Steve: Alright, any last thoughts as we wrap it up?

Michael: No, I just SQL server DBA, side base DBA for many years and stumbled across this and saw the power and once you get past couple months of the learning curve, being able to leverage the Qlik either View or Sense solutions to visualize data even just one person, a lot longer with entire organization that is all ordering up the same menu if you will and see the data the same way and gives them the ability to ask their own questions in QlikSense.

Carlos: Awesome, should we do SQL family?

Michael: Absolutely.

Steve: So Michael how did you first get started using SQL server?

Michael: I was the typical DBA but I started in the side base world and did that for a couple of years and notice my other partners all had many more years of experience than me. So I had an opportunity at a company that was on Microsoft SQL Server 7.0 before it went public so we were sort of a beta site and thought, “Alright, that’s it easy transfer skills that’s relatively the same just with the GUI on top”, and made the move and been in SQL Server ever since 1999.

Carlos: Now if you could change one thing about SQL Server what would it be?

Michael: This was the toughest one. Nothing really major I guess like some minor things that I would probably change. Sometimes it irritates me when the different either size or time increments are in different values milliseconds, seconds, gigabytes, megabytes, kilobytes and just hadn’t do all the conversions gets to be annoying at times.

Carlos: Oh, got you. You’re being a little bit standardizing the some of the reporting data.

Michael: Correct, here’s the formula I have to use on every size field because they’re all in kilobytes. And then the one today we had an issue at work today with some deadlocks and keep going into the SQL Server through the GUI, went into the log and soon as you expand the error log it pops up and defaults to the SQL Server agent log, so you have to uncheck that and check the current SQL Server log, so just a little you know, no shows stoppers, but these kind of annoying little things.

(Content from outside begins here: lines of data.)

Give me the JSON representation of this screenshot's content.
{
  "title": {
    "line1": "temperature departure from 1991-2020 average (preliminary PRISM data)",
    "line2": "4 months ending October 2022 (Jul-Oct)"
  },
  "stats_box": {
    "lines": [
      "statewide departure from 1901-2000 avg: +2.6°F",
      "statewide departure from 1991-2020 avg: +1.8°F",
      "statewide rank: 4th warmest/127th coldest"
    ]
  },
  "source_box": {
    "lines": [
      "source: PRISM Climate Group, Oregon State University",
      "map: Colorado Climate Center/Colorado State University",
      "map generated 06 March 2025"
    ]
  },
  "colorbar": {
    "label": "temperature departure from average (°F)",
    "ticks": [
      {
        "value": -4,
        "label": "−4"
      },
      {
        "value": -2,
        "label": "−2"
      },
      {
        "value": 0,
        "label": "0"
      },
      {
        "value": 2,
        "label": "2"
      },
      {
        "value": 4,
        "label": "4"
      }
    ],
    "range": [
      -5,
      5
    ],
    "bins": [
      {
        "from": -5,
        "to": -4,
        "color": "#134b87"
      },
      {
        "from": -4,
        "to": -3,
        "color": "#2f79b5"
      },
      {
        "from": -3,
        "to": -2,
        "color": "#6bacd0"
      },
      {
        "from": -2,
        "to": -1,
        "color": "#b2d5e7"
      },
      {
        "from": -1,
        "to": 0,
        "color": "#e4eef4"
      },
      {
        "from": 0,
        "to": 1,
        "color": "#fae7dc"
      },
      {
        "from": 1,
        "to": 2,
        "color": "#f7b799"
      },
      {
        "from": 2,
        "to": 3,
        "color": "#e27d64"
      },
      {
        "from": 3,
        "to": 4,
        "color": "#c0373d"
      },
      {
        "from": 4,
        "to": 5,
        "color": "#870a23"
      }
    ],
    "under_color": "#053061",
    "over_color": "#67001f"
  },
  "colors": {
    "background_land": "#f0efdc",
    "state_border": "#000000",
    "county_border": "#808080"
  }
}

Steve: What is the best piece of career advice that you’ve ever received?

Michael: I had a CIO at a company years ago he was Marine Corps reservist who since gone to retire as a General but point being is that he said that, “No one will care about your career more than you”. So it’s up to you to advance your career to whatever level you want it to be.

Steve: I like that, so true.

Carlos: Michael our last question for you today, if you could have one superhero power what would it be and why do you want it?

Michael: I’ll probably go vanilla here and say to fly.

Steve: Don’t be ashamed. Flying is a great superhero power.

Michael: Predicting the future and all that stuff like already cool but I would say the flying. I do a fair amount of driving and so it would be nice to get to places I grow up.
Carlos: There you go.

Steve: Alright, very good.

Carlos: Well awesome, Michael. Thank you so much for being on the show today.

Michael: Thank you for having me. I appreciate it and hope I have provided value to the companeros out there.

Carlos: Hey, companeros. That’s great! Well, if you didn’t comapneros, you let us know, I will let Michael know. That would be very nice.

Michael: Absolutely.

Steve: I know I learned something along the way, thanks, Michael.

Michael: Thank you guys! I appreciate it.